With more than 1.6 million resident New Yorkers crammed into its 59km2, and a further 1.3 million commuters joining the caffeinated fray on workdays, the island of Manhattan ranks as one of the densest population hives on the planet. Hard to believe then that after two decades of urban regeneration which has seen one neighbourhood after another evolve from mean streets to gentrified avenues – Alphabet City, The Bowery, East Harlem, NoLIta, Loisaida and the Meatpacking District, to name just some – that there any patches of vacant Manhattan left for commercial makeover.
And yet just a few blocks west of Times Square the first signs of the city’s grandest redevelopment project since the landfill creation of Battery Park City and its World Financial Center in the 1970s and 80s are visible. Hugging the Hudson River along the rugged westside avenues from 34th Street to 57th, this is the fastest-growing section of Manhattan, one whose nickname of Hell’s Kitchen still sticks despite real-estate agents’ persistent efforts to sanitise the area as Clinton or Midtown West.
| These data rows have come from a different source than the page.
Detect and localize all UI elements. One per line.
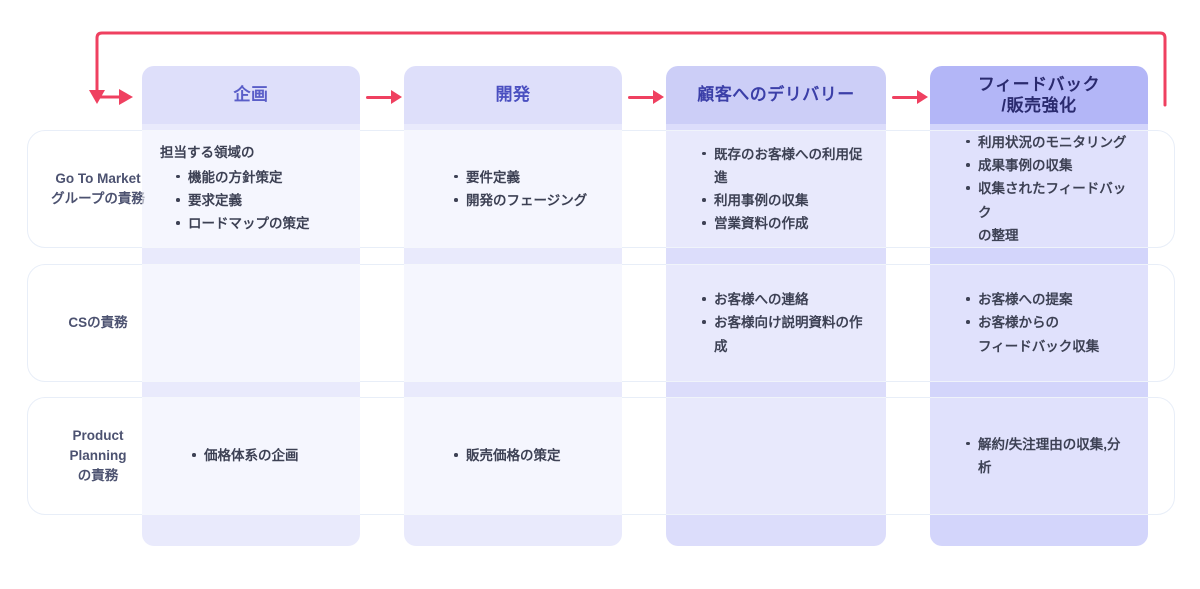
diagram-canvas: 企画 開発 顧客へのデリバリー フィードバック /販売強化 Go To Mark…	[0, 0, 1200, 589]
phase-arrow-1	[366, 87, 402, 107]
feedback-loop-arrow	[0, 0, 1200, 589]
phase-arrow-2	[628, 87, 664, 107]
phase-arrow-3	[892, 87, 928, 107]
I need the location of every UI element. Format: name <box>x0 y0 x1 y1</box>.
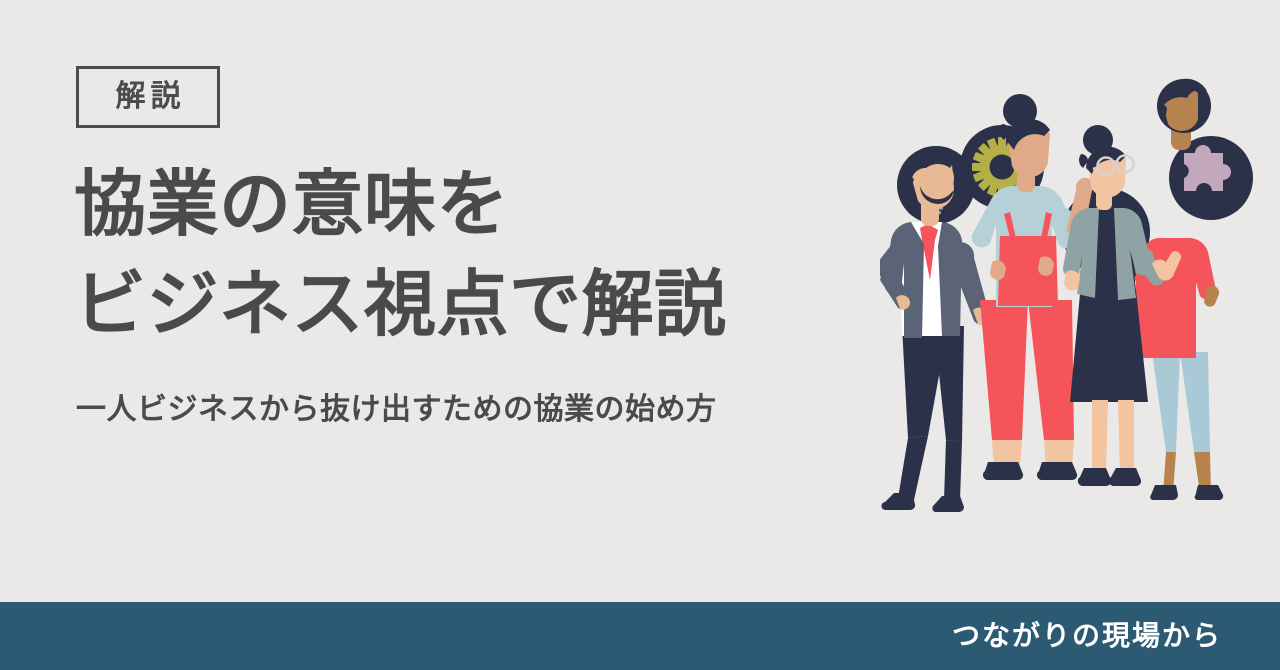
category-badge: 解説 <box>76 66 220 128</box>
text-column: 解説 協業の意味を ビジネス視点で解説 一人ビジネスから抜け出すための協業の始め… <box>0 0 900 602</box>
people-illustration <box>880 0 1280 602</box>
category-badge-label: 解説 <box>111 82 186 112</box>
headline-line-2: ビジネス視点で解説 <box>74 268 894 340</box>
page-subtitle: 一人ビジネスから抜け出すための協業の始め方 <box>76 392 717 428</box>
headline-line-1: 協業の意味を <box>74 168 894 240</box>
banner-root: 解説 協業の意味を ビジネス視点で解説 一人ビジネスから抜け出すための協業の始め… <box>0 0 1280 670</box>
footer-bar: つながりの現場から <box>0 602 1280 670</box>
page-title: 協業の意味を ビジネス視点で解説 <box>74 168 894 340</box>
footer-brand-text: つながりの現場から <box>952 622 1222 650</box>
The most radical transformation will occur at the southern reaches, in a re-zoned area that only two years ago was an unsightly collection of abandoned warehouses, parking lots and a conduit for trucks accessing the Lincoln Tunnel to and from New Jersey. Over the next five years some of the world’s biggest developers, including Related Companies and the World Trade Center’s Larry Silverstein, are turning to the now-obligatory ‘starchitects’ to build at least 8,000 skyscraper apartments here.
These recession-defying high-rises will anchor Hudson Yards, a proposed $15bn (€11.5bn) mini-city built atop 10ha of railyards. The current plans bear little resemblance to the original floated by city mayor Michael Bloomberg as his signature project in 2002; back then, an entire American football stadium was envisaged – one that would have also served as the $2bn Olympic centrepiece had the Big Apple not lost out to London for the 2012 sporting extravaganza. Instead, Bloomberg’s administration now hopes to galvanise a vibrant new commercial and residential neighbourhood complete with cultural amenities, hotels, small businesses, a public school, 4ha of open space and its own metro station once the Number 7 subway line is extended westwards. Related Companies, Hudson Yards’ principal developer is currently courting a global corporation to use one of its buildings as its new headquarters once the first phase is finished in 2015 – built, astonishingly enough, on a 1m-deep steel platform over those rail lines.
There is already much activity on both sides of Hudson Yards. Home to designers and actors in search of cheaper rents and close proximity to Broadway and the Fashion Institute, the area’s artistic credentials have been enhanced by the opening of the High Line, a wild-growing elevated park that snakes through the area from neighbouring Chelsea, built on top of a 1930s’ railway line that hovers 10m above street-level. A second Whitney Museum of American Art has been earmarked for the downtown entrance of the High Line, joining an array of local galleries.
Hell’s Kitchen’s currently attracts its fair share of tourist overspill courtesy of all the post-theatre culinary delights along Restaurant Row. Add into the mix New York City’s premiere convention complex, the soon-to-expand Jacob K. Javits Convention Center, and it was only a matter of time before upscale hotels moved in too. Among the first is Ink48, the latest addition to the pioneering San Francisco-based Kimpton chain that takes full advantage of the dramatic views offered by this former printing plant.
Also on the books, and another sure sign of economic regeneration, is the city’s first gay boutique hotel, a 123-room complex that will come complete with spa and dance club. The fact that this is situated on westernmost frontier of 42nd Street, once associated with seedy XXX joints, only adds to the cachet.
Part of Kimpton’s reason for choosing Hell’s Kitchen, a former slum so notorious for low-lifes and ethnic warfare that it inspired Leonard Bernstein’s West Side Story, was not to miss out on another golden opportunity. Kimpton did that five years ago with the Meatpacking District and came to regret its decision as clothing stores moved in, Soho House opened its Manhattan private members’ club and the Gansevoort became the it-hotel for models and sports stars. “We were worried we’d make the same mistake twice,” Troy Furbay, Kimpton’s senior vice president admits. “We didn’t want to overlook an area where it wasn’t immediately obvious why there was no hotel there.”